Louis XV se mit à rire.
– Duc, dit-il, voilà une fort belle maxime, et que j’aime à voir sortir de votre bouche; mais je vous défie de l’aller crier sur le Pont-Neuf avec deux trompettes.
– Oh! je sais bien, sire, dit Richelieu, que les philosophes en prendraient les armes; mais je ne crois pas que leurs cris soient de quelque chose à Votre Majesté et à moi. Le principal est que les deux volontés prépondérantes du royaume soient satisfaites. Eh bien, la volonté de certaine personne, sire, je le dirai courageusement à Votre Majesté, dût ma disgrâce, c’est-à-dire ma mort, en dépendre, la volonté de madame du Barry, enfin, je ne saurais y souscrire.
Louis XV se tut.
– Une idée m’était venue, poursuivit Richelieu; je regardais autour de moi, l’autre jour, à la cour de Votre Majesté, et, en vérité, je voyais tant de belles filles nobles, tant de femmes de qualité radieuses, que, si j’eusse été roi de France, le choix m’eût paru presque impossible à faire.
Louis XV se tourna vers Taverney, qui, se sentant mettre tout doucement en cause, palpitait de crainte et d’espoir, tout en aidant de ses yeux et de son souffle l’éloquence du maréchal, comme s’il eût poussé vers le port le navire chargé de sa fortune.
– Voyons, est-ce que c’est votre avis, baron? demanda le roi.
– Sire, répondit Taverney, le cœur tout gonflé, le duc me semble dire, depuis quelques instants, d’excellentes choses à Votre Majesté.
– Vous êtes donc de son avis en ce qu’il dit des belles filles?
– Mais, sire, il me semble qu’il y en a effectivement de fort belles à la cour de France.
– Enfin, vous êtes de son avis, baron?
– Oui, sire.
– Et vous m’exhorteriez comme lui à faire un choix parmi les beautés de la cour?

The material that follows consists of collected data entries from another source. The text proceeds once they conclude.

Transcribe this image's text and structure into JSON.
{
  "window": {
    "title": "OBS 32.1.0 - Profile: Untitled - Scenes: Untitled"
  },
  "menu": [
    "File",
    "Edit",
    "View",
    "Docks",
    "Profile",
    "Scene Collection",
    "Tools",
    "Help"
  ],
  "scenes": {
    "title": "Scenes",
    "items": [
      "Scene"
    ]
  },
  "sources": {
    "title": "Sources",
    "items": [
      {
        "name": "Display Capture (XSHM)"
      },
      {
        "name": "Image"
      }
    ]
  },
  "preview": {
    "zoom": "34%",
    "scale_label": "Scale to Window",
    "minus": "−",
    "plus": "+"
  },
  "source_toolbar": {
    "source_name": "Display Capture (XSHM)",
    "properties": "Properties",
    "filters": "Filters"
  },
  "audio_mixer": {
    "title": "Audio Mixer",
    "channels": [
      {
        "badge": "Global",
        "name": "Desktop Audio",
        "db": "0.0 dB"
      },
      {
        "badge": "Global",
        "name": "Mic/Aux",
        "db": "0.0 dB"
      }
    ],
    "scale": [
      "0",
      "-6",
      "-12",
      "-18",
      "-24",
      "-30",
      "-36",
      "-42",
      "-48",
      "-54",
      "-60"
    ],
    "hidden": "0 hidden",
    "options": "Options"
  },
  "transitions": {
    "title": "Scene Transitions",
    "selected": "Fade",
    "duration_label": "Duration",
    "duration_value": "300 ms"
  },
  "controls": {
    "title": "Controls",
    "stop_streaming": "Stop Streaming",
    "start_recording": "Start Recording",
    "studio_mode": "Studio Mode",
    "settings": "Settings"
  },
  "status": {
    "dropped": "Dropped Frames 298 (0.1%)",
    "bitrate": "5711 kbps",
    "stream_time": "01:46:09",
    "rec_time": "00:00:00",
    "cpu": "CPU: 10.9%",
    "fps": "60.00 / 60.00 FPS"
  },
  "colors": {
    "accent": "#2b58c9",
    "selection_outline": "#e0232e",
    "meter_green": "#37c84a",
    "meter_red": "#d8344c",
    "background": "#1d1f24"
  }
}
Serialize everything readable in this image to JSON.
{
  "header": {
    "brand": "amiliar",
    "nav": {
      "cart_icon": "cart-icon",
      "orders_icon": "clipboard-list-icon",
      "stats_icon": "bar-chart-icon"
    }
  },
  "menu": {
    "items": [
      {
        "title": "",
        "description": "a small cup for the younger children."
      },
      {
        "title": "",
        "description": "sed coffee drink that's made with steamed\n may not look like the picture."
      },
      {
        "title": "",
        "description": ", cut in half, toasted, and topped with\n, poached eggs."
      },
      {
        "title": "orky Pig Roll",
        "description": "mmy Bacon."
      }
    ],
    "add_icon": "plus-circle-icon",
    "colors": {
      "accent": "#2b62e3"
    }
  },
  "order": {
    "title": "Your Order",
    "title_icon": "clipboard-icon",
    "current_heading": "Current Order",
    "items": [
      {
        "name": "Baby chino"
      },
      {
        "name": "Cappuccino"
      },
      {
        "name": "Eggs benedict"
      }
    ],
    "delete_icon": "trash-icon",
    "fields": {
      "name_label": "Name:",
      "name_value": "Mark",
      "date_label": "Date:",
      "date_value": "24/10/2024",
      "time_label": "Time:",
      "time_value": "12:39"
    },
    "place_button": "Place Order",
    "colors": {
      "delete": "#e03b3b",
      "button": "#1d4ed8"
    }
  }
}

– J’oserais avouer que je suis de l’avis du maréchal, sire, si j’osais croire que c’est aussi l’avis de Votre Majesté.
Il y eut un moment de silence pendant lequel le roi regarda complaisamment Taverney.
– Messieurs, dit-il, nul doute que je ne suivisse vos avis, si j’avais trente ans. J’y aurais un penchant facile à comprendre; mais je me trouve un peu vieux à présent pour être crédule.
– Crédule! expliquez-moi le mot, je vous prie, sire.
– Être crédule, mon cher duc, signifie croire; or, rien ne me fera croire certaines choses.
– Lesquelles?
– C’est que l’on puisse inspirer de l’amour à mon âge.
– Ah! sire, s’écria Richelieu, j’avais pensé jusqu’à cette heure que Votre Majesté était le gentilhomme le plus poli de son royaume; mais je vois avec une profonde douleur que je m’étais trompé.
– En quoi donc? demanda le roi riant.
– En ce que je suis vieux comme Mathusalem, moi qui suis né en 94. Songez-y bien, sire, j’ai seize ans de plus que Votre Majesté.
C’était une adroite flatterie de la part du duc. Louis XV admirait toujours la vieillesse de cet homme qui avait tué tant de jeunesse à son service; car, ayant cet exemple sous les yeux, il pouvait espérer d’arriver au même âge que lui.
– Soit, dit Louis XV; mais j’espère que vous n’avez plus cette prétention d’être aimé pour vous, duc?
– Si je croyais cela, sire, je me brouillerais à l’instant même avec deux femmes qui m’ont dit le contraire encore ce matin.
– Eh bien, duc, dit Louis XV, nous verrons; nous verrons, monsieur de Taverney; la jeunesse rajeunit, c’est vrai…
– Oui, sire, et le sang noble est une salutaire infusion, sans compter qu’au changement un esprit riche comme celui de Votre Majesté gagne toujours et ne perd jamais.
– Cependant, fit observer Louis XV, je me rappelle que mon aïeul, lorsqu’il devint vieux, ne courtisa plus les femmes avec la même hardiesse.